Category Archives: lifetime learning

User Centric to User Driven

July was an active month within the social computing space. Microsoft kicked things off by acquiring Powerset for $100m. Founded in October 2006 and having raised $12.5m in venture funding the San Francisco based search and natural language company are early semantic web practictioners. Apple launched its much awaited iPhone 3G with 1m units sold over its opening weekend. If you have yet to get hands on with the device we recommend watching its 30 minute guided tour video.

Google went public with Lively, one of its virtual world projects. The browser based offering joins Meez Nation and a number of other browser based virtual world offerings currently within the marketplace. IBM and Linden Lab announced the launch of their Open Grid Public Beta project. Interoperability within virtual worlds is something both companies have been working on in partnership for sometime.
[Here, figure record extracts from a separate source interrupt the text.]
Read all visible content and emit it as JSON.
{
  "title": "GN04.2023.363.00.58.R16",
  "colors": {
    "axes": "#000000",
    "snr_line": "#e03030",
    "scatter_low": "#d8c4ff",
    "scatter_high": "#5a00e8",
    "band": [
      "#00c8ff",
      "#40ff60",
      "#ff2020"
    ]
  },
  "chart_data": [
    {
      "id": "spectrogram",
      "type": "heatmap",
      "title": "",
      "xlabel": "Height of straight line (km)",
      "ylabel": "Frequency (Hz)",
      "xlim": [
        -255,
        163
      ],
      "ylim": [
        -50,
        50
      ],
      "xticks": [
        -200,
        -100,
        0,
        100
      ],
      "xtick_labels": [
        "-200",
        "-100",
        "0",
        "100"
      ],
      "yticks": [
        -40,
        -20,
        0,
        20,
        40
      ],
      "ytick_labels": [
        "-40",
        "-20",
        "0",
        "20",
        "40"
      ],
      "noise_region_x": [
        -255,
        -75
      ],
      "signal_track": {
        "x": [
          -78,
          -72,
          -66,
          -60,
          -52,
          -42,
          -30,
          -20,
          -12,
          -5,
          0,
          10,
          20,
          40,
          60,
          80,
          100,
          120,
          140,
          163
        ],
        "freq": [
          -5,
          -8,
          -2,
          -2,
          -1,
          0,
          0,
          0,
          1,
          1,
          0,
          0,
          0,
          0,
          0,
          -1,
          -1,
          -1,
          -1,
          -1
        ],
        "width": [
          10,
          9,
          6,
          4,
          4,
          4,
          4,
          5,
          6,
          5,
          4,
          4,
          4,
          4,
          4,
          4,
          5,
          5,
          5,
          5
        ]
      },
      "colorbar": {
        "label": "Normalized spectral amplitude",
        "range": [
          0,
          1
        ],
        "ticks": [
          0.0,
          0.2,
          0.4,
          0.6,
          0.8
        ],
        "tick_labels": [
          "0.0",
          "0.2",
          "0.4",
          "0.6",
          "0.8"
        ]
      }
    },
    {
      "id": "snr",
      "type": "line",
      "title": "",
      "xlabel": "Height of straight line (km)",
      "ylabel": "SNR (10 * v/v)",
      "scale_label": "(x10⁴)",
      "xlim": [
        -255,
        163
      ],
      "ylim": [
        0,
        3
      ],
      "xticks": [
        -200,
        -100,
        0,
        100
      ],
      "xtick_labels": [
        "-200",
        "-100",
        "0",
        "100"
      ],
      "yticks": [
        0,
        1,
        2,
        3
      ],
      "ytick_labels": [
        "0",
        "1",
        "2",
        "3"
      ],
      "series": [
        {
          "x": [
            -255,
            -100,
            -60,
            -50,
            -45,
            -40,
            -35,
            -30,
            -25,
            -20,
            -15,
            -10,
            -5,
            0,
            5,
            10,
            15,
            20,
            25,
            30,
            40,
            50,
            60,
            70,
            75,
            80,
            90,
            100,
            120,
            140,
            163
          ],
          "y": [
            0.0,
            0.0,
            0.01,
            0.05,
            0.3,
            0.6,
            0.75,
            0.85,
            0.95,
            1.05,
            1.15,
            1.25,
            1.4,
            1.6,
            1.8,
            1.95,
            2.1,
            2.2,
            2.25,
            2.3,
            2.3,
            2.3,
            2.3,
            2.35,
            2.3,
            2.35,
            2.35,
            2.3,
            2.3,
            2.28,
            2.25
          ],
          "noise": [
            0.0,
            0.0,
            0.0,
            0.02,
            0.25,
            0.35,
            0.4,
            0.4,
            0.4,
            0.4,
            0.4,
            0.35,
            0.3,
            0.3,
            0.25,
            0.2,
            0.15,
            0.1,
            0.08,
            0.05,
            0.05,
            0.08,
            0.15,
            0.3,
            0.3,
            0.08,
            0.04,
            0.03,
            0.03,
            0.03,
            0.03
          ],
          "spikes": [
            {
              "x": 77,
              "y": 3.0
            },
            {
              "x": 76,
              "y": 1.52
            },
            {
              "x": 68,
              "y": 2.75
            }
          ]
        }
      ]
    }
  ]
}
Each of the above were discussed with analysts looking to understand how the third wave is taking shape. While public listed companies were mere observers of the second wave they are now positioning themselves to be active participants within the third wave. Making this transition from user centric to user driven is one of the great challenges many organisations face as we enter the Meta Age. Interesting times indeed.

Design Out Of Chaos

Usage of the term meme within mainstream media has increased significantly since we first started tracking it via google alerts over the last 12 months. As with all new terms making their way into the lingua franca of business its interpretation and application varies widely.

Memeticist and author Susan Blackmore recently gave an interesting talk at TED titled Memes and Temes. She defined memes as that which is immitated or information which is copied from person to person.

The first half of Susans talk provides a useful introduction to the concept of memes while the second half provides a conversation starter on memes, genes and temes. Runtime is 20 minutes and recommended viewing in full.